How do sections 23A and 23B
apply to transactions in which a member bank purchases from one affiliate
an asset relating to another affiliate?
In
some situations in which a member bank purchases an asset from an
affiliate, the asset purchase qualifies for an exemption under this
part, but the member bank’s resulting ownership of the purchased asset
also represents a covered transaction (which may or may not qualify
for an exemption under this regulation). In these situations, the
transaction engaged in by the member bank would qualify as two different
types of covered transaction. Although an asset-purchase exemption
may suffice to exempt the member bank’s asset purchase from the first
affiliate, the asset-purchase exemption does not exempt the member
bank’s resulting covered transaction with the second affiliate. The
exemptions subject to this interpretation include sections 223.31(e),
223.41(a) through (d), and 223.42(e), (f), (i), (j), (k), and (m).

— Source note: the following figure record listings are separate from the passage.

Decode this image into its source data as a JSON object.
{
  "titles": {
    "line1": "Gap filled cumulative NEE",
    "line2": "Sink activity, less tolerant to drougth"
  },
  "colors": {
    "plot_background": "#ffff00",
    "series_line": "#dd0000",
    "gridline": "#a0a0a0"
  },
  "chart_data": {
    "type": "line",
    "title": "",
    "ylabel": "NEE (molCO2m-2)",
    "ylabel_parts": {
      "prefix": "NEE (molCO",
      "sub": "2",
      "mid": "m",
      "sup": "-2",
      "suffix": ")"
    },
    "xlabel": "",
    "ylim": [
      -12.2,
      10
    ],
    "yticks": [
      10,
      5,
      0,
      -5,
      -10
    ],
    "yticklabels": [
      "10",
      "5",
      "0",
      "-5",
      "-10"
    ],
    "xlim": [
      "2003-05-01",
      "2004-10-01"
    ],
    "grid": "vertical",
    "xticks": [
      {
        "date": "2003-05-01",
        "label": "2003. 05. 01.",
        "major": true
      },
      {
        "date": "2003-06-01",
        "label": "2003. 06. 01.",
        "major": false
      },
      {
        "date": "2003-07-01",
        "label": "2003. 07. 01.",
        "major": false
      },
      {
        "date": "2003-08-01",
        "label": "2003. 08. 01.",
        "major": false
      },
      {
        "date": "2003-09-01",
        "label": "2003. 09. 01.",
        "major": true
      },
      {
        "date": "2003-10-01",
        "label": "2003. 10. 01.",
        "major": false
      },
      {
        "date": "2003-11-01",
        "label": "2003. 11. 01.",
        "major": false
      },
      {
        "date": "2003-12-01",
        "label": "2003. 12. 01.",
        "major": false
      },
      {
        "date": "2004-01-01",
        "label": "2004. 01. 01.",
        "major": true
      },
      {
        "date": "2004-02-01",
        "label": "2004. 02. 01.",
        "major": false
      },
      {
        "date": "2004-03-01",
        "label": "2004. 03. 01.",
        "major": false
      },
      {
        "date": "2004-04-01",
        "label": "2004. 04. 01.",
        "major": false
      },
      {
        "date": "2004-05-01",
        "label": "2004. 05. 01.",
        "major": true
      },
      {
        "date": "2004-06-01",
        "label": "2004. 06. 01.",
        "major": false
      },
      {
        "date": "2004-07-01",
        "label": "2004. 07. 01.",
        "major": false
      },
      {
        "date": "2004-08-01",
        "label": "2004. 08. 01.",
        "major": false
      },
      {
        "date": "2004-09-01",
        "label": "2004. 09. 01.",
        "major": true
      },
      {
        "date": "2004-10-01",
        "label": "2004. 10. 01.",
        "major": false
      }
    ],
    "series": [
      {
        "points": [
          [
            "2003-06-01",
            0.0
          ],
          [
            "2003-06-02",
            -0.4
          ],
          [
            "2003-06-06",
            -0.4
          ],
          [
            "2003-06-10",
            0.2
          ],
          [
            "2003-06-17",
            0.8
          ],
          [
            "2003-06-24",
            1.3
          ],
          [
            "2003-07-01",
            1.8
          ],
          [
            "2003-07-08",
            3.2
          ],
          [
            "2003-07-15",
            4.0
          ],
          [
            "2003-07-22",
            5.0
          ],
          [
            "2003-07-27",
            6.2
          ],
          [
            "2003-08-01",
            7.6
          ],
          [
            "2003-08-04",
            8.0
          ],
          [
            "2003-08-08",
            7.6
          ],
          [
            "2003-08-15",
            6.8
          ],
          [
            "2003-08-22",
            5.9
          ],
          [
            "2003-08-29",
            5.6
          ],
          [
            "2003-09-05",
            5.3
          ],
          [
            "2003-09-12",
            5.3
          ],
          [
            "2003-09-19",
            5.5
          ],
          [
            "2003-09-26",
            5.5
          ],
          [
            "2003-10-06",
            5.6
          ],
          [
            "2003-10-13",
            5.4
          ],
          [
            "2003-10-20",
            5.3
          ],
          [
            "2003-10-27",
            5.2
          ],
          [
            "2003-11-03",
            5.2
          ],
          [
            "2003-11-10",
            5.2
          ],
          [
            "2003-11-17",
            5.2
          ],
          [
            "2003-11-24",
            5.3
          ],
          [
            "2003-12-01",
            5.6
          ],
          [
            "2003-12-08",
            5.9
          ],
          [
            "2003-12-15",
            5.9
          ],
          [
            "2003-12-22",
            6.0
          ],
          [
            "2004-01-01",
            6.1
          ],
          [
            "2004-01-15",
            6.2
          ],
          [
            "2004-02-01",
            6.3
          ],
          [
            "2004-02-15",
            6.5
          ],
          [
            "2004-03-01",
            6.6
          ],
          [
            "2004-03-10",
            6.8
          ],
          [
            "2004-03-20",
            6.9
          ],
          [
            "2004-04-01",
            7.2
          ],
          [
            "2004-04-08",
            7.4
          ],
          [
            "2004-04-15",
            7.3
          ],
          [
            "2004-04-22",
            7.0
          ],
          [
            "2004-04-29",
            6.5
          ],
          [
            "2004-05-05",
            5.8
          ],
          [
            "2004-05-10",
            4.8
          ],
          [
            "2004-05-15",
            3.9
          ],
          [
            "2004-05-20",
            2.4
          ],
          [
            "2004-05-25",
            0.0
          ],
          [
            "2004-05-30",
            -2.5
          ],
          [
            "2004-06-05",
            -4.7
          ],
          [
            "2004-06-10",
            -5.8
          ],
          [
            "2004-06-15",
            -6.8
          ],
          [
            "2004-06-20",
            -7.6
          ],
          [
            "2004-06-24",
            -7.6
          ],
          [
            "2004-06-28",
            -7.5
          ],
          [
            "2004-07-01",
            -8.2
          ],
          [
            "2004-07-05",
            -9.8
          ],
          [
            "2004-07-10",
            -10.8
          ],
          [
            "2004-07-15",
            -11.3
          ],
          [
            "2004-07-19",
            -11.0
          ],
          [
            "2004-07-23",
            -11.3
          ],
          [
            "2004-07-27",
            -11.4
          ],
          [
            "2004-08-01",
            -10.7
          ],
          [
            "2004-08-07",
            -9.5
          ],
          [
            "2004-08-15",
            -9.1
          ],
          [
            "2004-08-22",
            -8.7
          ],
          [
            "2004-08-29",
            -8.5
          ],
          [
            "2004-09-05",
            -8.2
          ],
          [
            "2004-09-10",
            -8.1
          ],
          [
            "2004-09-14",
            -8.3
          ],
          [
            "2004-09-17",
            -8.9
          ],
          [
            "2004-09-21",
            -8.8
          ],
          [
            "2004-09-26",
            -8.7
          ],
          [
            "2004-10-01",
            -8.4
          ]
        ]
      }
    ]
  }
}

Examples The (d)(6) exemption. A member bank purchases from Affiliate A securities issued by Affiliate
B in a purchase that qualifies for the (d)(6) exemption in section
23A. The member bank’s asset purchase from Affiliate A would be an
exempt covered transaction under section 223.42(e); but the member
bank also would have acquired an investment in securities issued by
Affiliate B, which would be a covered transaction between the member
bank and Affiliate B under section 223.3(h)(2) that does not qualify
for the (d)(6) exemption. The (d)(6) exemption, by its terms, only
exempts asset purchases by a member bank from an affiliate; hence,
the (d)(6) exemption cannot exempt a member bank’s investment in securities
issued by an affiliate (even if the securities would qualify for the
(d)(6) exemption).
The sister-bank exemption. A member bank purchases
from Sister-Bank Affiliate A a loan to Affiliate B in a purchase that
qualifies for the sister-bank exemption in section 23A. The member
bank’s asset purchase from Sister-Bank Affiliate A would be an exempt
covered transaction under section 223.41(b); but the member bank also
would have acquired an extension of credit to Affiliate B, which would
be a covered transaction between the member bank and Affiliate B under
section 223.3(h)(1) that does not qualify for the sister-bank exemption.
The sister-bank exemption, by its terms, only exempts transactions
by a member bank with a sister-bank affiliate; hence, the sister-bank
exemption cannot exempt a member bank’s extension of credit to an
affiliate that is not a sister bank (even if the extension of credit
was purchased from a sister bank). 12 CFR 223.71.